Harford County officials are promising to continue working with residents upset about the plans to extend Cedarday Drive to Route 136, but have also made it clear the project is moving forward as planned.
At Tuesday's public meeting at Patterson Mill High School, public works and planning officials set up a traffic safety subcommittee to try to address residents' concerns about speeding and made themselves available for future concerns.
Many attendees, though, demanded to know why neither their county council representative, Mary Ann Lisanti, nor Harford County Executive David Craig was there.
Lisanti said Wednesday she felt it would have been "legislative interference" for her to be there, noting she nevertheless helped set up the meeting.

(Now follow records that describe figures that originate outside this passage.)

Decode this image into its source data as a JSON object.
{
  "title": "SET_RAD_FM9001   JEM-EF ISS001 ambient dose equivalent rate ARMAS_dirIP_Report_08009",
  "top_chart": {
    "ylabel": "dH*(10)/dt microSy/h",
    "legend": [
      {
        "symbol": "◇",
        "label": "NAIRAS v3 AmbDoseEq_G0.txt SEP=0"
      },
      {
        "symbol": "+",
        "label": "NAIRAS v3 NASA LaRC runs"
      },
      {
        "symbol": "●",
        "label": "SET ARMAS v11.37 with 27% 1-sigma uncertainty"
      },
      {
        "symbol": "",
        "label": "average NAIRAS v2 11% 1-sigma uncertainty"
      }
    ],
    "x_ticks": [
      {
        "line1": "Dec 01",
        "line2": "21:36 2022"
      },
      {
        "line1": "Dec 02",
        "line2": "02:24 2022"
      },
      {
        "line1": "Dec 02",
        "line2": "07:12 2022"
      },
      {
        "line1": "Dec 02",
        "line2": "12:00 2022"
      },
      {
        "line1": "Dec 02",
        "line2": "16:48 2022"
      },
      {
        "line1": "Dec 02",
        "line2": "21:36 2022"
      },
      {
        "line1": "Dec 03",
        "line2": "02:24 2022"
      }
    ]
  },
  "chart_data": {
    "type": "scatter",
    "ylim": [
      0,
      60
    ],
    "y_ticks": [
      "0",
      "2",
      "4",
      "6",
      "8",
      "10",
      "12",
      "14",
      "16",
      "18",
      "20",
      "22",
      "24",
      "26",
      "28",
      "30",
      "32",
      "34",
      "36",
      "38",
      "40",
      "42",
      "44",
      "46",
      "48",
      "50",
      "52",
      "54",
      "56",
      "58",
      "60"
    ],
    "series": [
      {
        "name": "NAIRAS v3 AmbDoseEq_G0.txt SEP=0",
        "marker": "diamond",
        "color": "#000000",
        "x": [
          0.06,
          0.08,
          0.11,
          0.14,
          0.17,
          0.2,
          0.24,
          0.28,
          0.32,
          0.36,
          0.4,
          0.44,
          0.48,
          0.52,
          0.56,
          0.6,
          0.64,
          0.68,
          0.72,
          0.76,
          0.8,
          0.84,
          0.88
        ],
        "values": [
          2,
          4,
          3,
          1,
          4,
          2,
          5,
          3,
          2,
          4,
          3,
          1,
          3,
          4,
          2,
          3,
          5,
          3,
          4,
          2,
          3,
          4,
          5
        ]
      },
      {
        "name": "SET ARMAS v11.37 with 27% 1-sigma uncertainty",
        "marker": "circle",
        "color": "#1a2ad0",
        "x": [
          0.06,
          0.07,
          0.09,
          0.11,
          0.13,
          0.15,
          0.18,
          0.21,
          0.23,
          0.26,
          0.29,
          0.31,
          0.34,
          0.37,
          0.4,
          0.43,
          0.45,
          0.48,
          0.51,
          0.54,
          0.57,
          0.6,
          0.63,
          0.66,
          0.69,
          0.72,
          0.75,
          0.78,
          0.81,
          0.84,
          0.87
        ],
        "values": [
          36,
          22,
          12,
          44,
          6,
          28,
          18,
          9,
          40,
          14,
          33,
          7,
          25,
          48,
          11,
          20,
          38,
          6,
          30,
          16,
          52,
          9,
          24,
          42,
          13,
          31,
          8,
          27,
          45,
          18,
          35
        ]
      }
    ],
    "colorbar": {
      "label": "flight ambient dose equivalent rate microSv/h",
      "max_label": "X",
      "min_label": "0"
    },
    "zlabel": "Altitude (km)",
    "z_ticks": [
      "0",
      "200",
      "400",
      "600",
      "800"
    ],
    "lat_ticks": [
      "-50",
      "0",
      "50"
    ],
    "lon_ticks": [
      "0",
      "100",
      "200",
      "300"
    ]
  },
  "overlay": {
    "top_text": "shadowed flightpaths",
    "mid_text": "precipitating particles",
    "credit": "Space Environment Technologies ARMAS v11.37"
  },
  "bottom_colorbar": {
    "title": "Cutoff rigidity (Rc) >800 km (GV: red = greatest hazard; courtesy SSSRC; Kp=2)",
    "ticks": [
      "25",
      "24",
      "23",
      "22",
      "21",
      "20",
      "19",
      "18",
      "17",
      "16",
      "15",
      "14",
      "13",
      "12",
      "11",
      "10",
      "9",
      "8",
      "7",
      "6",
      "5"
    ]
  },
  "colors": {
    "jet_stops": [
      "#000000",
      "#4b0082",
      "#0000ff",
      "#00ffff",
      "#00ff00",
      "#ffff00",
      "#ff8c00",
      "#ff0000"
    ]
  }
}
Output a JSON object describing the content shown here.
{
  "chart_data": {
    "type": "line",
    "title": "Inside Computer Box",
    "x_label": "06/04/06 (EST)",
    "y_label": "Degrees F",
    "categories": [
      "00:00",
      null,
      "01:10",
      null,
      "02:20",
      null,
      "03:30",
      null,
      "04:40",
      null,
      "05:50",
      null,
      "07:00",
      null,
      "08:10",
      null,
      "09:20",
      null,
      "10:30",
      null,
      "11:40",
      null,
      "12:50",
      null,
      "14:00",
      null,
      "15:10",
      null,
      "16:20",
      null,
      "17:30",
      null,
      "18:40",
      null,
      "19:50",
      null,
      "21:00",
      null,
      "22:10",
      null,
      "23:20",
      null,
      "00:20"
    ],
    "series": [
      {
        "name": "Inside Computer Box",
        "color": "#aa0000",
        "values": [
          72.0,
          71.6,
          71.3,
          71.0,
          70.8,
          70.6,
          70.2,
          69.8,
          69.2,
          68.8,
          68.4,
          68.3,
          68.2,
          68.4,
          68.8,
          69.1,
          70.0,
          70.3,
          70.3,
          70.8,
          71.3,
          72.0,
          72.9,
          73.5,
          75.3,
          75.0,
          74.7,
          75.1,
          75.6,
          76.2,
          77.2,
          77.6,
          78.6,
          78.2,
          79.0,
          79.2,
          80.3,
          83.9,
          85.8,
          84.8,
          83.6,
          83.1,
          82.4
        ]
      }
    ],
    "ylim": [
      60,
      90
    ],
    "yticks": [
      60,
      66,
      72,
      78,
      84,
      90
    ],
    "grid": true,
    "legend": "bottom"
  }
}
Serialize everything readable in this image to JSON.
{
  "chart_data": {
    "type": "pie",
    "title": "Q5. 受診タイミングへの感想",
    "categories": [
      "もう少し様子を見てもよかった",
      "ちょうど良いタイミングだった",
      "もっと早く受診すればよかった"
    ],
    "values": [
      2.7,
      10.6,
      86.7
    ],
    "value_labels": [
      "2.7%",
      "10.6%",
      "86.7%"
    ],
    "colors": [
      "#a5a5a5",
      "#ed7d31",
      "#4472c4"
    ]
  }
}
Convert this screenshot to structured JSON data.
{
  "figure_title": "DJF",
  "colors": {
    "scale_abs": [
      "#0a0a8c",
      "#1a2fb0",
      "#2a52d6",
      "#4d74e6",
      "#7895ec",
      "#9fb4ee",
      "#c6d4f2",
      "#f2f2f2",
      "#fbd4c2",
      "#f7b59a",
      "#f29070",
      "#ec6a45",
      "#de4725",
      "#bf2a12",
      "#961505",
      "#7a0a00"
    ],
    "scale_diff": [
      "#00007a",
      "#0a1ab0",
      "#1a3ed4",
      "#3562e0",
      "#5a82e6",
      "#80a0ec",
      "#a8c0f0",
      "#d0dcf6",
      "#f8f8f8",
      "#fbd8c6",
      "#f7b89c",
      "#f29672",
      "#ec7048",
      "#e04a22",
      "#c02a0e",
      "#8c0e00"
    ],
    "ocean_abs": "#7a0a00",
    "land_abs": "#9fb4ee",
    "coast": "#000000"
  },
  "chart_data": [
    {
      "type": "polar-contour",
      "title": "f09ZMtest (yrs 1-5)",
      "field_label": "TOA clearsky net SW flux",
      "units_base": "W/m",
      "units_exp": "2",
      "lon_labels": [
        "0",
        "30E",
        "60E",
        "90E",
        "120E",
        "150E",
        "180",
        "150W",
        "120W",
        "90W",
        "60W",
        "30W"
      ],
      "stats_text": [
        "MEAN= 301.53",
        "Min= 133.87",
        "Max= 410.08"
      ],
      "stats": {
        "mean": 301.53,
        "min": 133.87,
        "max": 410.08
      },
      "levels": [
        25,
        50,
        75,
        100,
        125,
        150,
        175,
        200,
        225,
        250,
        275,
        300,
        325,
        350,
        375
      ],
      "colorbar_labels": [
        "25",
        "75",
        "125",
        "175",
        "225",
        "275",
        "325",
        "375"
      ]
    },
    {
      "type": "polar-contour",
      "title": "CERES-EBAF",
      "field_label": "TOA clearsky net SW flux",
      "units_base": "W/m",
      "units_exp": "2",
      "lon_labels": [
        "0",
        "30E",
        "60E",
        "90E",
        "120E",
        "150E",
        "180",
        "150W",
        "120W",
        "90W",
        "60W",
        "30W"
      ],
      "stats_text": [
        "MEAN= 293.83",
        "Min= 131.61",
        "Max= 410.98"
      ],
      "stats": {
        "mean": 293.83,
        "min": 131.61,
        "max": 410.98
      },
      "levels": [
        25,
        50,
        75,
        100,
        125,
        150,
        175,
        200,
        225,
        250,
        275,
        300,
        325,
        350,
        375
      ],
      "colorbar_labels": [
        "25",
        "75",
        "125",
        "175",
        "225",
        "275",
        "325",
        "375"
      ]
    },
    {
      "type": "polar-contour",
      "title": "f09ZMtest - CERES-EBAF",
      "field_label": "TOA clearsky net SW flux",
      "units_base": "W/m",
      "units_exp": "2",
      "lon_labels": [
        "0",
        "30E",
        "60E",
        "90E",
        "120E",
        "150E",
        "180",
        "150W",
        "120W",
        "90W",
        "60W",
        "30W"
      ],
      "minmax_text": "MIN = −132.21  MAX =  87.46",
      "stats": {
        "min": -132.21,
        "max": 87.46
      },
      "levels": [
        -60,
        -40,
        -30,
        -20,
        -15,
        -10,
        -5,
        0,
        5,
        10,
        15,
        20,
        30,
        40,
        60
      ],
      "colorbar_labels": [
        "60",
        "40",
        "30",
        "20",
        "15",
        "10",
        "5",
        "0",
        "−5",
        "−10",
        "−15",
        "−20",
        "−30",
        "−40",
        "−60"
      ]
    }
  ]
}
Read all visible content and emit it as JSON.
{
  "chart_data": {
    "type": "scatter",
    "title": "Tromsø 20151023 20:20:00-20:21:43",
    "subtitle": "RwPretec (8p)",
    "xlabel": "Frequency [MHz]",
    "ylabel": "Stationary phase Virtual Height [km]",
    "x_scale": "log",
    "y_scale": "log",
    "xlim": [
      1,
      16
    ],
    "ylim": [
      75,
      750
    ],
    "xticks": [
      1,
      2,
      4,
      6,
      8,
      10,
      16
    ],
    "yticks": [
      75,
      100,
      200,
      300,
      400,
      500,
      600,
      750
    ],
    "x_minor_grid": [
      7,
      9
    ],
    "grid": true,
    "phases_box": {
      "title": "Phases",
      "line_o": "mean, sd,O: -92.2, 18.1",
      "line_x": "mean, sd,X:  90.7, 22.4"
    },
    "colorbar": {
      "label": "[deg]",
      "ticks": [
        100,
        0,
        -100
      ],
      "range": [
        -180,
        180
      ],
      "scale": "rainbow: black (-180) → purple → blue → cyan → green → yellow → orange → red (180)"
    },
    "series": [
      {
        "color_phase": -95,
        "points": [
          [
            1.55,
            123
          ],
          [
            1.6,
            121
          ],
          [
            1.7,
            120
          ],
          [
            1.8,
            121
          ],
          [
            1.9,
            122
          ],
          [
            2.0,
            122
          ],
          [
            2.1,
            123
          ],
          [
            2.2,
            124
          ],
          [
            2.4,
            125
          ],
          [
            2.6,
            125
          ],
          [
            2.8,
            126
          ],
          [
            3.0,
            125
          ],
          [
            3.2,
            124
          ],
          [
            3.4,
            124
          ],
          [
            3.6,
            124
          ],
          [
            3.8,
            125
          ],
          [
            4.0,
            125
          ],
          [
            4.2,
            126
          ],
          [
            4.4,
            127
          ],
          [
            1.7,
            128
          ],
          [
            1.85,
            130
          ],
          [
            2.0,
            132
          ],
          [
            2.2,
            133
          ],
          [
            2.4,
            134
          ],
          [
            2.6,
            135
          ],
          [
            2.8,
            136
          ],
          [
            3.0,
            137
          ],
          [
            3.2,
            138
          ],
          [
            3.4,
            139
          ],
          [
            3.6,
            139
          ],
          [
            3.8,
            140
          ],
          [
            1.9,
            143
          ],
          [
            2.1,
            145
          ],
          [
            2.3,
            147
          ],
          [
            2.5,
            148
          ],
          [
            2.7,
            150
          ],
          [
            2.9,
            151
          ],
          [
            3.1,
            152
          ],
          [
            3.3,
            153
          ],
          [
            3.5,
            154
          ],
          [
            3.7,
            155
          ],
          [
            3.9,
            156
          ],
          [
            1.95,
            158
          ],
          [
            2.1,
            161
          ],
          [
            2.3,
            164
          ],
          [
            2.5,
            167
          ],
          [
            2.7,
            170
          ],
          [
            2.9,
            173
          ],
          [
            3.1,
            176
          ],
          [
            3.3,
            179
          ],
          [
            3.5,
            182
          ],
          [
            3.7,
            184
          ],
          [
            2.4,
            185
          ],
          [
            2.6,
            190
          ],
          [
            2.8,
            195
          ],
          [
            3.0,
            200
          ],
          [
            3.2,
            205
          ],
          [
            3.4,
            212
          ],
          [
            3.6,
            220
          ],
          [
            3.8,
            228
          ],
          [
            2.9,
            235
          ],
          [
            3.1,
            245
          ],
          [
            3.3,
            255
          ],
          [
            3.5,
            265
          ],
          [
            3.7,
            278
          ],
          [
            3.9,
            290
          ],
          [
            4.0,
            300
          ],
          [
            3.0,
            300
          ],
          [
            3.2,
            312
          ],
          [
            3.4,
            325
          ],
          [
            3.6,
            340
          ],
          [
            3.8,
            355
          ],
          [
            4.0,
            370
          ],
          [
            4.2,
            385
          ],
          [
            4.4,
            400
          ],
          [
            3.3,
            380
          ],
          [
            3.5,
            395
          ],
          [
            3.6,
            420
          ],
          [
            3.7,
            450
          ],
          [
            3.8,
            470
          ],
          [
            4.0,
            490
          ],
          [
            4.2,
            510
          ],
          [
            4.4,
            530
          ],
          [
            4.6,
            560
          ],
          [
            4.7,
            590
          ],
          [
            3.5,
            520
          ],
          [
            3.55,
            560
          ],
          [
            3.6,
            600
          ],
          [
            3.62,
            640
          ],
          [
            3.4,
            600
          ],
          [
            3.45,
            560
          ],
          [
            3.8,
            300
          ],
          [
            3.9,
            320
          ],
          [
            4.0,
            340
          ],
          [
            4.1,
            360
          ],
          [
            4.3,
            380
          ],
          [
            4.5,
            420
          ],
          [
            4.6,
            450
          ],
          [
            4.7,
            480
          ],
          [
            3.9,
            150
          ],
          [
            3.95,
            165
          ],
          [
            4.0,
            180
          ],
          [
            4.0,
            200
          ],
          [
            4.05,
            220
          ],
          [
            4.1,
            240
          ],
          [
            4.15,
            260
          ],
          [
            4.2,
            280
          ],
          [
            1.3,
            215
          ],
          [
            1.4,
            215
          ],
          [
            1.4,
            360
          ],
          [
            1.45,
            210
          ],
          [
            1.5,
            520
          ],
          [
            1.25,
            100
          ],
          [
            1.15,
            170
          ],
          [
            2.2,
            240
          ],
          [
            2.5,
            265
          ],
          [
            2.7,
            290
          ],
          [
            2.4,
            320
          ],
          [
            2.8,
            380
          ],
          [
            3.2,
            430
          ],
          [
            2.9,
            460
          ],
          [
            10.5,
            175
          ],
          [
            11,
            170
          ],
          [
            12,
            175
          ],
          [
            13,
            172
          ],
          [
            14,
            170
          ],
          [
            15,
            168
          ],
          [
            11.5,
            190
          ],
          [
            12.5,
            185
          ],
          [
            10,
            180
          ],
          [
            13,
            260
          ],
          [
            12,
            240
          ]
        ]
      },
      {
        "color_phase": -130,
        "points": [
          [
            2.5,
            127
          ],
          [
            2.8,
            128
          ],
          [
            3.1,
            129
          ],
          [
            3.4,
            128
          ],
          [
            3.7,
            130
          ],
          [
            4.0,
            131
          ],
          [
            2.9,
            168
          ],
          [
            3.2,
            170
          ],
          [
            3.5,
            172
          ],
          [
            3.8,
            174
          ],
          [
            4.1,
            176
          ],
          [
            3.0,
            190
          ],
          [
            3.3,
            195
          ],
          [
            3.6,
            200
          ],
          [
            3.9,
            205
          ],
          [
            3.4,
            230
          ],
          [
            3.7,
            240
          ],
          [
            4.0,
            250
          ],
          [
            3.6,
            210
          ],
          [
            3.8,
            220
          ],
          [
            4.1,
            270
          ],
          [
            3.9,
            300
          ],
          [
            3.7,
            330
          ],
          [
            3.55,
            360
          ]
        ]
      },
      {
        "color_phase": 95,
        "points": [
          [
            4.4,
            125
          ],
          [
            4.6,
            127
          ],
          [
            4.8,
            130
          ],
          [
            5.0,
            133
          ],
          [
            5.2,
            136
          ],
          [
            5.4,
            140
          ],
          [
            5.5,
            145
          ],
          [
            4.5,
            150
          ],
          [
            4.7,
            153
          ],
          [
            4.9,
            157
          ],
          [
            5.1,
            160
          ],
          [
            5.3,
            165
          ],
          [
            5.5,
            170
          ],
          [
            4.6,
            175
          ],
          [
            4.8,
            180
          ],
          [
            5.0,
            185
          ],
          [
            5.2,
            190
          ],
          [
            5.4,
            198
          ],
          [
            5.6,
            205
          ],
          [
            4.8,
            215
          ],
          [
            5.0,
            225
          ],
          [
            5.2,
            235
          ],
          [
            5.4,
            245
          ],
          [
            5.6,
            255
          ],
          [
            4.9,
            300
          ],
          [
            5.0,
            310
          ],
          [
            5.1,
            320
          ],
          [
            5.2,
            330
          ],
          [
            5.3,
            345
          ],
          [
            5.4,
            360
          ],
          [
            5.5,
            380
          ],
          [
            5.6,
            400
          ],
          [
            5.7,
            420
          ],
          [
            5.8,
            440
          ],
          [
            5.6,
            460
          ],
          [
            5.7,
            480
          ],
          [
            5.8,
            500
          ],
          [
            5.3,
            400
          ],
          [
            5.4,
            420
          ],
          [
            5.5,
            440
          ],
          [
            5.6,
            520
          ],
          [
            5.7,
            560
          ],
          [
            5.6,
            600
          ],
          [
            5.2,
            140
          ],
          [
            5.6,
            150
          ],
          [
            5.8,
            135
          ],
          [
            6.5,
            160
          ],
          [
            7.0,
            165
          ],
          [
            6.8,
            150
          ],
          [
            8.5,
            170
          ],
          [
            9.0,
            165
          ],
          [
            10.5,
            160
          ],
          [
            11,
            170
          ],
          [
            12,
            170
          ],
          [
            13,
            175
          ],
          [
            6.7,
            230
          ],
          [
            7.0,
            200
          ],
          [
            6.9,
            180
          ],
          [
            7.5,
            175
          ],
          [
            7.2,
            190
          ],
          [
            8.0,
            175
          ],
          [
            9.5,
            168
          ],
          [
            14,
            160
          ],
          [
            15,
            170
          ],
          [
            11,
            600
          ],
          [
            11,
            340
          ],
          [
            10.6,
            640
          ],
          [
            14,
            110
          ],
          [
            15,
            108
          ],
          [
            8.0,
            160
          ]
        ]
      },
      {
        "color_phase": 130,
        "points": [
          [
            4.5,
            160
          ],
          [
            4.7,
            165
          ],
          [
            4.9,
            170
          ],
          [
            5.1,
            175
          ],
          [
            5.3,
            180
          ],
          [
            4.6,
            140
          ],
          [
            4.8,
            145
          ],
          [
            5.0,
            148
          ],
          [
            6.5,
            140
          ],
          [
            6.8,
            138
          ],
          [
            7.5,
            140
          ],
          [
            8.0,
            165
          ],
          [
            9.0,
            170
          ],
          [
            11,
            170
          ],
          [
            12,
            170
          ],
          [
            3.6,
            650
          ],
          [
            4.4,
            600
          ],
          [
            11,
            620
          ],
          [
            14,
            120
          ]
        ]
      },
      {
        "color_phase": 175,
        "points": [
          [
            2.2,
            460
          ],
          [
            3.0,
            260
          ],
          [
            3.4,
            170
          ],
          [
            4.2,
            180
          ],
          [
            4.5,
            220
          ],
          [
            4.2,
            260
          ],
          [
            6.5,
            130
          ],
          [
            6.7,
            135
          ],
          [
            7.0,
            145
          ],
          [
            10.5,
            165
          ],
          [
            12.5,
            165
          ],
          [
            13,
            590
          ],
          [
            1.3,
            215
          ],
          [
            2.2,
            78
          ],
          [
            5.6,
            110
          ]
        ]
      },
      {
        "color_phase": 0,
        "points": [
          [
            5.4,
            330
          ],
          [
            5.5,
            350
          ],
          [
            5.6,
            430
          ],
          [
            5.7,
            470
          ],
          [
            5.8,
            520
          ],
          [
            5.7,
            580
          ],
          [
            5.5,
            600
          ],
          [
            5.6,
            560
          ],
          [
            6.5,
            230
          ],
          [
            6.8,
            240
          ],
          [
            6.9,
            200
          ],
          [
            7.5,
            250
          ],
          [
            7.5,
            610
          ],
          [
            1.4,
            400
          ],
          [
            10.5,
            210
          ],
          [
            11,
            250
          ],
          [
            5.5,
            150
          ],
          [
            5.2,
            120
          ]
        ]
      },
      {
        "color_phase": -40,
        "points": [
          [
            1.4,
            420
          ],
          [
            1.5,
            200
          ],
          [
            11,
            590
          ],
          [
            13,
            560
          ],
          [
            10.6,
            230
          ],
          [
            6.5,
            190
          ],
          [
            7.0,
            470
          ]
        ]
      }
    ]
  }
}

"I have been working on this issue now going on 34 days. Since that time, what I promised everyone is that I would work with the administration and DPW to ensure the community's voice and concerns were heard and responded [to] by the appropriate authority," she said, explaining she did not promise to attend this meeting.
"Early on I said I would if I needed to be there, but as this evolved… I answered all their questions," she said. "I have been a conduit. I sent [the questions] to DPW, and DPW has done two community mailings."
The extension project is definitely set to go through, and no other options are feasible, Lisanti said.
"Residents have contacted me and said, 'Why can't you look at paving Cedar Lane?' and [Cedar Lane property owners] said unequivocally that they will not sell the right-of-ways," she said.
On the county council's end, "once the budget is funded, I cannot reopen the budget for this project," she said. "The only person who could do that is the county executive."
Lisanti said Craig's administration "explicitly said, 'This road connection is important to the entire road network,' and that's what kind of gets lost here."
She criticized some residents who said extending Cedarday would increase traffic on "our road."
"'Our' is not Cedarday. The 'our' is every taxpayer in this county," Lisanti said.
Asked if she thought extending the road would lead to development spreading farther out, Lisanti said it was too soon to know.
"That's really a crystal ball thing," she said. "I think there will be plenty of time in those long-term planning avenues [to address development]."
A large group of residents who were gathered in Patterson Mill High School's hallway leveled questions and criticism at chief county engineer Jeff Stratmeyer, who was eventually joined by Craig's chief of staff Aaron Tomarchio and planning and zoning director Pete Gutwald.
Toward the end of Tuesday's meeting, Tomarchio told residents that although Craig could not attend the meeting, he would be sending them a letter in response.
One man, who would not give his name because he said he is a federal employee, said the county needs to "take a little break" to reconsider all options for the project based on present conditions, not those from 1987.
"The community would like to have a choice and a vote based on the conditions of today," he told Stratmeyer. "We talk a lot but we haven't accomplished anything."
Amy Jahnigen, of Cedarday Drive, also told Stratmeyer the community was still unhappy with county officials.
"They have been answering, but we don't like the answers we are getting," she said.
Tomarchio also told residents Craig is aware of their concerns.
"There's a lot of different points of view that are out there," he noted, adding that when the county executive makes a decision, he has to think about the county's 240,000 residents, not just those on Cedarday.
In response to that, one woman shouted, "What do 240,000 people have to do with us?"